On the Robustness of Fairness Practices: A Causal Framework for Systematic Evaluation
Machine learning (ML) algorithms are increasingly deployed to make critical decisions in socioeconomic applications such as finance, criminal justice, and autonomous driving. However, due to their data-driven and pattern-seeking nature, ML algorithms may develop decision logic that disproportionately distributes opportunities, benefits, resources, or information among different population groups, potentially harming marginalized communities. In response to such fairness concerns, the software engineering and ML communities have made significant efforts to establish the best practices for creating fair ML software. These include fairness interventions for training ML models such as including sensitive features, selecting non-sensitive attributes, and applying bias mitigators. But how reliably can software professionals tasked with developing data-driven systems depend on these recommendations? And how well do these practices generalize in the presence of faulty labels, missing data, or distribution shifts? These questions form the core theme of this paper.

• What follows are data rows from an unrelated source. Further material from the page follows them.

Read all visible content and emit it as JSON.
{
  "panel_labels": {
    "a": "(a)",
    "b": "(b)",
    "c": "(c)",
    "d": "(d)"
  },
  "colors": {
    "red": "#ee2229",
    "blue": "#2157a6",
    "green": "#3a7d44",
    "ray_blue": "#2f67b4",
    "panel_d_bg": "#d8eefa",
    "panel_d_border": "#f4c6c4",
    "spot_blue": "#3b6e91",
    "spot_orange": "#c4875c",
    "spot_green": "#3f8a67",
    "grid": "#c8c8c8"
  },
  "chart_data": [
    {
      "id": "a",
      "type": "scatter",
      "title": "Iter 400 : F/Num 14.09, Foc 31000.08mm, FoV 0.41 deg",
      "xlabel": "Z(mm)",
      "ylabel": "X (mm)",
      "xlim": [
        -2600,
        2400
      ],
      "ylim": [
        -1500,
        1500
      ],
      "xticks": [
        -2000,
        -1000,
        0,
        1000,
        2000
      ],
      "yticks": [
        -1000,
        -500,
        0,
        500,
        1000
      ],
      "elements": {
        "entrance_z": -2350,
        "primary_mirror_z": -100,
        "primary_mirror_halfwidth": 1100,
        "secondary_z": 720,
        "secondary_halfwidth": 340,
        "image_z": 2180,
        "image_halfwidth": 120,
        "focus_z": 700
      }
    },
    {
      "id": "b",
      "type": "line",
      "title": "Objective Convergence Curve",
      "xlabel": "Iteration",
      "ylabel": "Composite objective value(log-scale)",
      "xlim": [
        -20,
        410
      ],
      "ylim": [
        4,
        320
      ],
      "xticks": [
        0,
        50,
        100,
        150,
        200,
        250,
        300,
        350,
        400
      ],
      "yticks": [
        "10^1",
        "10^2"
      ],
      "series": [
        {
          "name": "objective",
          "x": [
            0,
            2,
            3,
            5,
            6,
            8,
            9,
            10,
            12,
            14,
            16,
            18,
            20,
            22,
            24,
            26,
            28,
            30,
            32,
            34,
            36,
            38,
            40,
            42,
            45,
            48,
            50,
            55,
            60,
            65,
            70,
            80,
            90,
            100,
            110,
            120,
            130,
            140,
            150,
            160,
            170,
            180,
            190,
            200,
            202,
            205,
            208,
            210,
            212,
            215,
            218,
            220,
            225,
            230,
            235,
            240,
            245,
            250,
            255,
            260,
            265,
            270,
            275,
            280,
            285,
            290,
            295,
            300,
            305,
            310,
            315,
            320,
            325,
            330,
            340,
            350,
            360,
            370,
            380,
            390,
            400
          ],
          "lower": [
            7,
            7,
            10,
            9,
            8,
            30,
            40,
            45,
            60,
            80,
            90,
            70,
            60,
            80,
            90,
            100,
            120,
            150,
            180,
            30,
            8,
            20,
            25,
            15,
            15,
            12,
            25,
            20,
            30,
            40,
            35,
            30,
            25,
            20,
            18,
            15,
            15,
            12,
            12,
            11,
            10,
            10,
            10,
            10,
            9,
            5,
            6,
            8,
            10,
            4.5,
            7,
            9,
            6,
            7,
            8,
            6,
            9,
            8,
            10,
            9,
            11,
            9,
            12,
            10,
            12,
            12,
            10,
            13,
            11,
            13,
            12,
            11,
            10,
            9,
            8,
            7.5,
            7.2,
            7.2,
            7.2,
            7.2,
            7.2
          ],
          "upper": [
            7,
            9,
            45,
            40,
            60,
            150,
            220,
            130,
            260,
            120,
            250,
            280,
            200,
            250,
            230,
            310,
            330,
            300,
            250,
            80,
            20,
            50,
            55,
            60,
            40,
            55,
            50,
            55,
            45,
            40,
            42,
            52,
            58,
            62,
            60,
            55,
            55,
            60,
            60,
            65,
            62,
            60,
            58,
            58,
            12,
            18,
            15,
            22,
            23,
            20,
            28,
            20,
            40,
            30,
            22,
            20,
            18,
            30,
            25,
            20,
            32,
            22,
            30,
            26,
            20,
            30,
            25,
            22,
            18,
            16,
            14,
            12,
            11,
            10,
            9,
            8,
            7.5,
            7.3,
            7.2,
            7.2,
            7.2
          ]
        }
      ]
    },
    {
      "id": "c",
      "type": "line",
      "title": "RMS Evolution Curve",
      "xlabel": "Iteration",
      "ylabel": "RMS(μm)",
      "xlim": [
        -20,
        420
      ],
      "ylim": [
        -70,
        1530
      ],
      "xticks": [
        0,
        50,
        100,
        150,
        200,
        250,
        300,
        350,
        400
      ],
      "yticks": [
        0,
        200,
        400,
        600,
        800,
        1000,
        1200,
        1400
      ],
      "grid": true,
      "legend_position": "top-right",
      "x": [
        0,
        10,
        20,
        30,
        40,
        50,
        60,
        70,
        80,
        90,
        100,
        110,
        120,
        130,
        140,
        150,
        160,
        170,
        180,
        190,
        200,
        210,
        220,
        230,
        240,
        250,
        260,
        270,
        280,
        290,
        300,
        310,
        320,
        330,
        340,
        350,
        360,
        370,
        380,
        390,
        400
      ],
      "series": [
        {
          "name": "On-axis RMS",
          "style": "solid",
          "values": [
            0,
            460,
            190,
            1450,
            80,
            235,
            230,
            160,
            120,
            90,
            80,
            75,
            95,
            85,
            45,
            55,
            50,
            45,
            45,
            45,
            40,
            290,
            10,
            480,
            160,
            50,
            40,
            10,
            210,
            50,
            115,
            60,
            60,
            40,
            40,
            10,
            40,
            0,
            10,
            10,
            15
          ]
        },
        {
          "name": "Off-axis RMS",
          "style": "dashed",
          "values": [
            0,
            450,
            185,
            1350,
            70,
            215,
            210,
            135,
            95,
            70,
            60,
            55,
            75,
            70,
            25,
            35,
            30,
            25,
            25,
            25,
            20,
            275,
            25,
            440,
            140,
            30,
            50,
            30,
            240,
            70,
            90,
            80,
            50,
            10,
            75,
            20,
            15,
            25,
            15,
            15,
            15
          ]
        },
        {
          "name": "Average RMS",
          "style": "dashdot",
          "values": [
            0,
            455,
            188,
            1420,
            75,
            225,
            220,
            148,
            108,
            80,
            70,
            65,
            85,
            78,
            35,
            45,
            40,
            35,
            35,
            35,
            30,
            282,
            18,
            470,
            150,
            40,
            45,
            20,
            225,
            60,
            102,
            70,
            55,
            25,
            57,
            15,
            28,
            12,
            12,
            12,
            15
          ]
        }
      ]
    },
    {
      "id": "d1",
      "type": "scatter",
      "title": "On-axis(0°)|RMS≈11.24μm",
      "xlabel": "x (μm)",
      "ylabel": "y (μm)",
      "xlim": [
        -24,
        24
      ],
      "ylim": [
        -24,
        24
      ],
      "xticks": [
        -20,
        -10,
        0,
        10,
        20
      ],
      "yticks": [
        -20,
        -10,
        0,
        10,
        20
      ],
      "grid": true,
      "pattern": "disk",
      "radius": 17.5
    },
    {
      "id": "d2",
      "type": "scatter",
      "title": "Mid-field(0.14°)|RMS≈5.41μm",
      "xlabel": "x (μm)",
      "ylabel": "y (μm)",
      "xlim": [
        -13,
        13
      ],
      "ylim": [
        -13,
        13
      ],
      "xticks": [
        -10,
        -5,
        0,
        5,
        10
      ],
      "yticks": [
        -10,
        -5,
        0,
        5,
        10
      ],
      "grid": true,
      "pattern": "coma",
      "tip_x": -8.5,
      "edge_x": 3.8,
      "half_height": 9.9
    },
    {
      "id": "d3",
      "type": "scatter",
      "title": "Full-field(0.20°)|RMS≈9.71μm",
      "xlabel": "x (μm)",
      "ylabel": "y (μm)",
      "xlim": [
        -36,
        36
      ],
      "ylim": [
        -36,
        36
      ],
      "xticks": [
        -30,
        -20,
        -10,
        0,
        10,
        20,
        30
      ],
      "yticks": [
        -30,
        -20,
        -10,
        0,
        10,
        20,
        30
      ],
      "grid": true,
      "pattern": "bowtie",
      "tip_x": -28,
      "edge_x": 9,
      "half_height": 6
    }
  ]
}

We present a testing tool and technique based on causality theory to assess the robustness of best practices in fair ML software development. Given a practice—specified as a first-order logic property—and a socio-critical dataset that satisfies the property, our goal is to search for neighborhood datasets to determine whether the property continues to hold. This process is akin to testing the robustness of a neural network for image classification, except that the “image" is an entire dataset, and its “neighbors" are datasets in which certain causal hypotheses are altered. Since computing neighborhood datasets while accounting for various factors—such as noise, faulty labeling, and demographic shifts—is challenging, we utilize causal graph representations of the dataset and leverage a search algorithm to explore equivalent causal graphs to generate datasets. Our results across various fairness-sensitive tasks, derived from prevalent fairness-sensitive applications, identify best practices that preserve robustness under the varying factors.